0
$\begingroup$

The question is, " How many ways are there to draw a heart or a club from an ordinary deck of card ? "

The correct method is to use Addition Principle to solve it .

But can I use Combination to solve it as well ? Technically, it is selecting 13 cards out of the 52 cards without any order.

I tried 52C13 + 52C13 .. the results is not logical at all.

  • 0
    I am currently on the topic of techniques of counting, which includes Addition principle and combination etc.2012-08-03

3 Answers 3

0

How many ways are there to draw a heart or a club from an ordinary deck of card ?

Event 1

How many ways to pick a club? $\binom{13}{1}=13$

Event 2

How many ways to pick a heart? $\binom{13}{1}=13$

Event 1 and 2 are mutually exclusive. Hence, the total number of ways of picking a club or a heart is $13+13 = 26$ (addition principal was used)

1

Well of course 52c13 would not work. You are not picking 13 cards out of a pack of 52. You are only picking 1 card out of the 52.

If you did something like 13C1 + 13C1 I think that should work, but I guess that is pretty much addition principle (13+13).

  • 0
    Yeah sorry, the 13C1 comment is actually kind of an irrelevant statement logically, so you may just have to go with addition $p$rinci$p$le.2012-08-03
0

I tried 52C13 + 52C13 .. the results is not logical at all.

The reason $\binom{52}{13}$ is not logical is because what you're saying is, from the entire deck of cards--i.e. from all 52 cards--be it a heart or a club or a spade or a diamond, pick any combination of 13 cards.

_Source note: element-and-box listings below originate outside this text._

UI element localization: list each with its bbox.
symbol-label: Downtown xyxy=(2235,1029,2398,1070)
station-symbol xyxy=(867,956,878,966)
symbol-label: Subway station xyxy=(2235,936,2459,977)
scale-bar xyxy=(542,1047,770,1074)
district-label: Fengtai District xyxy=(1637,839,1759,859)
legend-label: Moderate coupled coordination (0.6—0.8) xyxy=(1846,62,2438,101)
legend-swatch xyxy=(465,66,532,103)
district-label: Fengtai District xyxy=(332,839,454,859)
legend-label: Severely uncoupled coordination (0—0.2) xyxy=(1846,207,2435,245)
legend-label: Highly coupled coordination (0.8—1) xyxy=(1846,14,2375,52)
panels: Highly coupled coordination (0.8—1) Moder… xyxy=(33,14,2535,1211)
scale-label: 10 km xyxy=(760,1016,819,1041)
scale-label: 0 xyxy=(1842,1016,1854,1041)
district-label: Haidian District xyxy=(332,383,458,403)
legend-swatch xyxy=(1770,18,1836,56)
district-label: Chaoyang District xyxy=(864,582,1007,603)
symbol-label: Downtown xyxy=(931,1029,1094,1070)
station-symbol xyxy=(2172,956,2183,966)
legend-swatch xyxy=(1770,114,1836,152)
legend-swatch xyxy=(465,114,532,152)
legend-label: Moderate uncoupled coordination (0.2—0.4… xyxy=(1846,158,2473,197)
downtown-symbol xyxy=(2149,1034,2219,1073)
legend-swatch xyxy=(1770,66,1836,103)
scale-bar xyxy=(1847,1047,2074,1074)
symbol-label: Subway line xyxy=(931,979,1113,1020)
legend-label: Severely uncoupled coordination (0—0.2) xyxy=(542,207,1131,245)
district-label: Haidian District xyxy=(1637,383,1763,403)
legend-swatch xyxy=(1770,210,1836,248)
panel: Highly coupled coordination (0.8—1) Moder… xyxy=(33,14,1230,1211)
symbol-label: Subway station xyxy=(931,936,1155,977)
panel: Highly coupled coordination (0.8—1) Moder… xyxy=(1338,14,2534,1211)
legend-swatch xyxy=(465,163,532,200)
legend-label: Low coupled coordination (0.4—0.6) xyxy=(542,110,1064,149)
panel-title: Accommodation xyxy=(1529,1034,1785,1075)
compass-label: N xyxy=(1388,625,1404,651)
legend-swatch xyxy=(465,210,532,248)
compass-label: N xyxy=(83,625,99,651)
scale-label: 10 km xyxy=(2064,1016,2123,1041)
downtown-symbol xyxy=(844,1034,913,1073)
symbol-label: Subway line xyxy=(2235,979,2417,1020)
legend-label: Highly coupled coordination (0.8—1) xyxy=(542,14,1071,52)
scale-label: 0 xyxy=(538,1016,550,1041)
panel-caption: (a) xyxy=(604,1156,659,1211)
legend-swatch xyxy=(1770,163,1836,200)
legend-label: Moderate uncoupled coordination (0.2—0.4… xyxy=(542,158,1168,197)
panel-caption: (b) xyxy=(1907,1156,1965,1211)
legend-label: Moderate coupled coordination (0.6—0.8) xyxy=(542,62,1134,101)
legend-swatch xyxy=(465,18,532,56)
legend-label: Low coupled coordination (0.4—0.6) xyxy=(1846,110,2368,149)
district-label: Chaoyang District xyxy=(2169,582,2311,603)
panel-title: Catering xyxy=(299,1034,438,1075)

So, one such possibility out of the $\binom{52}{13}$ = 635,013,559,600 ways is the entire spade suit, which does not come near what your problem asks.

There is a way to find it using the choose function. Find out how many cards fit the criteria (in this case 13 hearts and 13 diamonds) and specify how many cards (among these) you want to choose (1 card). So that's $\binom{13 + 13}{1} = \binom{26}{1} = 26$.

  • 0
    Thanks alot. Very clear explanation.2012-08-03